Parlando di social sembrerebbero a questo punto gli adulti ad essere più disarmati rispetto a questo sistema…
Credo dipenda più che altro cosa ciascuno cerca sul social. I giovani hanno una posizione di scoperta, gli adulti di rivendicazione e affermazione. Un'attitudine che genera conflitto e divisione. Credo sia solo questo il problema

Tornando al tema della “proprietà” dei figli può essere che i genitori oggi siano abbandonati dalle altre agenzie educative che dovrebbero sostenerli in certe scelte e contribuire all'idea che i figli non sono un tema privato ma un tema comunitario?

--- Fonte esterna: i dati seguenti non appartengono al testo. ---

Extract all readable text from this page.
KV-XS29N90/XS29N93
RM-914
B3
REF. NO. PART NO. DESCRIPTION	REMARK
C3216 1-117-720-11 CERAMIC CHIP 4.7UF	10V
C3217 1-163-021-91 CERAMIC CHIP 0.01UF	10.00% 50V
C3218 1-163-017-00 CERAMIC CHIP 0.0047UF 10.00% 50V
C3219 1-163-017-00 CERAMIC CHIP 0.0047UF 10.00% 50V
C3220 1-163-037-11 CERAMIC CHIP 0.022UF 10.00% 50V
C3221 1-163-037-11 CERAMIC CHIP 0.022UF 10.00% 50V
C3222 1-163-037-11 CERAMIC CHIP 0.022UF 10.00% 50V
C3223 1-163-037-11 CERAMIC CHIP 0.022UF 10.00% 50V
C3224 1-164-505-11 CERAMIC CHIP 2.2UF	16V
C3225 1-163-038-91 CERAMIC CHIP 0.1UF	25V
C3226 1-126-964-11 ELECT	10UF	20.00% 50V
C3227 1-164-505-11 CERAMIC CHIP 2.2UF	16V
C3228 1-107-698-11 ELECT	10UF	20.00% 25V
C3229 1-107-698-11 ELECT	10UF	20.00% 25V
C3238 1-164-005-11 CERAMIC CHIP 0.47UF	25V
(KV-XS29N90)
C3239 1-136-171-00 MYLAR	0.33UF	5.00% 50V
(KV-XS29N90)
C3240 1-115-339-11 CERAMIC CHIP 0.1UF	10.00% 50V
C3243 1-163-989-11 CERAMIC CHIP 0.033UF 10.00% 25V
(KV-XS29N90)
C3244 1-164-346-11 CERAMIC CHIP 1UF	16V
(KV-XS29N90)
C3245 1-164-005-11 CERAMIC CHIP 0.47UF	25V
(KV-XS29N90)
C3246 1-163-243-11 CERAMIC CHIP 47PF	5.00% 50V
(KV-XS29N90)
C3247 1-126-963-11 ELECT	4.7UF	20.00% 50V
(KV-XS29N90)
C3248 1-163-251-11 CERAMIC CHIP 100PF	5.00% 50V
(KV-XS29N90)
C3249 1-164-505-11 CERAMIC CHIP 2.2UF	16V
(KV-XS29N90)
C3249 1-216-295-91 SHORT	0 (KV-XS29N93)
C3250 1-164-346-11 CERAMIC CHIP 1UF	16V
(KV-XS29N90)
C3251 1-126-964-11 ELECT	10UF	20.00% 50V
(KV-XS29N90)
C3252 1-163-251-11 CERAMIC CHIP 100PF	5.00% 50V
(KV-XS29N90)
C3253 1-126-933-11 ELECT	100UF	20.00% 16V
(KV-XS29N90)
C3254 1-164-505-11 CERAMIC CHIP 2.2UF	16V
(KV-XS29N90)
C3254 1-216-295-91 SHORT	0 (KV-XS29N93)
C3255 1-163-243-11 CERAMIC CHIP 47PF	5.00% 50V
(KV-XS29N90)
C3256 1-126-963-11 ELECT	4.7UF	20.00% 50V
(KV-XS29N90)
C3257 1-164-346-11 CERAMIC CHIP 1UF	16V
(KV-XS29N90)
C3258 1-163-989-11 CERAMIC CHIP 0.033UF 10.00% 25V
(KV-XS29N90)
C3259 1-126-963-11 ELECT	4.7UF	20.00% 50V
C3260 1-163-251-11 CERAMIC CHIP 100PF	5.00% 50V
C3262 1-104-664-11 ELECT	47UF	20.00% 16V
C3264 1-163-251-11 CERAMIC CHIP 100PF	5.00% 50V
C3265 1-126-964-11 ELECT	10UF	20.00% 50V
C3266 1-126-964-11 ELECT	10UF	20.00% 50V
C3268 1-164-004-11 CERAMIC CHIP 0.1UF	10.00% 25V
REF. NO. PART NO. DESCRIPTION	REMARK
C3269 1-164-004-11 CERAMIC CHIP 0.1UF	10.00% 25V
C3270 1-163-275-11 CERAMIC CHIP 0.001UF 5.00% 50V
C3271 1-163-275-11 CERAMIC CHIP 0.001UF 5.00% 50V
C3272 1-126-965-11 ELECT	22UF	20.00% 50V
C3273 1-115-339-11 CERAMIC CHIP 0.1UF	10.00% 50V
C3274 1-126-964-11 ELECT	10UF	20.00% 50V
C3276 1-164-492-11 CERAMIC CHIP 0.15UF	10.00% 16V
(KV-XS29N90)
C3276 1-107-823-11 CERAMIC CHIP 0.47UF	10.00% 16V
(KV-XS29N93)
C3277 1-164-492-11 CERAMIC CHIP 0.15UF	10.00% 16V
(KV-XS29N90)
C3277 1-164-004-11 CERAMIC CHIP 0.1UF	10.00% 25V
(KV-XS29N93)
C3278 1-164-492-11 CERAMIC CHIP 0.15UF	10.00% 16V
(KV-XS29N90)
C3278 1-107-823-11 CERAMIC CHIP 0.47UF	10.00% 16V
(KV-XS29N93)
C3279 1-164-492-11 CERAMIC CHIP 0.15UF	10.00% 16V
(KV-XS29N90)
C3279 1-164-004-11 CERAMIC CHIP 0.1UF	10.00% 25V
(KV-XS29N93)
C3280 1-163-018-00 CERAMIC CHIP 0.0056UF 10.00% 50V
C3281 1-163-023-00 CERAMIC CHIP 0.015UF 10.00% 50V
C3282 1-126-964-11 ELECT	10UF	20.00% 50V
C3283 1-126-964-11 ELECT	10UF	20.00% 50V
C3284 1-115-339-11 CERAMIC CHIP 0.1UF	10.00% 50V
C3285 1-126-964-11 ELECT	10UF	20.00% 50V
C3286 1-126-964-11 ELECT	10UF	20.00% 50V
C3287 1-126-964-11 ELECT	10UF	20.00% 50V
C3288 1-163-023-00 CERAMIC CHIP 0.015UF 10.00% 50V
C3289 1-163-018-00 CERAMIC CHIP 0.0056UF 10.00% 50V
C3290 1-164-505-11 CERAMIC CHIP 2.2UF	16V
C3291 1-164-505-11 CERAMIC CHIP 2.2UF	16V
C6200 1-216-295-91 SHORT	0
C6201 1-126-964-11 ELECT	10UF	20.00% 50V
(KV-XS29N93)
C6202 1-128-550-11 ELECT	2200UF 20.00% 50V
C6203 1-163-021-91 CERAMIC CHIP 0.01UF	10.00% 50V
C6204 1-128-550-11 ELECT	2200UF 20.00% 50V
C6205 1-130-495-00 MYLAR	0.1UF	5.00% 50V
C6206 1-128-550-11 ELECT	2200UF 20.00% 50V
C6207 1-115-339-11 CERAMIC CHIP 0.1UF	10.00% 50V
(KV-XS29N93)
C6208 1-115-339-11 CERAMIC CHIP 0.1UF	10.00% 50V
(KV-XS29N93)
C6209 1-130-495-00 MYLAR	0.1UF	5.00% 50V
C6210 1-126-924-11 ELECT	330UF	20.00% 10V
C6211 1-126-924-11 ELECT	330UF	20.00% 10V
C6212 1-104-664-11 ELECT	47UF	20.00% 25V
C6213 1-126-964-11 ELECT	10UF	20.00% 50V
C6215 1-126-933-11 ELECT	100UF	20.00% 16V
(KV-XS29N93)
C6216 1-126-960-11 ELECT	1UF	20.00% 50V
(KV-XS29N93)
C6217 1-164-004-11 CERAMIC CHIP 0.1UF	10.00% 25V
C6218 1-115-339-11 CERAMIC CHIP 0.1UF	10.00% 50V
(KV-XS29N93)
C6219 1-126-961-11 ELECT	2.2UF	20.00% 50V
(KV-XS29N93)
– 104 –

Certamente oggi ciascuno pensa di essere l'unico vero esperto della propria vita. Che in una certa quota è anche vero. Ma quando i temi diventano tecnici, scientifici e richiedono una perizia e delle competenze molto elevate da che mondo e mondo ci si affida agli esperti. Oggi a parlare dovrebbero essere esclusivamente i pediatri e i genitori dovrebbero fare quello che dice il pediatra. Sta a lui identificare chi è meglio che non si vaccini e chi invece è bene che si vaccini.

Questa reazione non certifica anche una forte sfiducia nei confronti delle istituzioni?
No, questo documenta in realtà la percepita falsa onnipotenza con cui ciascuno di noi pensa di essere padrone della propria vita. È solo un problema di un narcisismo sfrenato secondo cui quello che penso vale più della verità scientifica che affermi tu. C'è un'enorme differenza che si è persa tra “ciò che io penso” e “ciò che io so”. L'opinione non è una verità scientifica.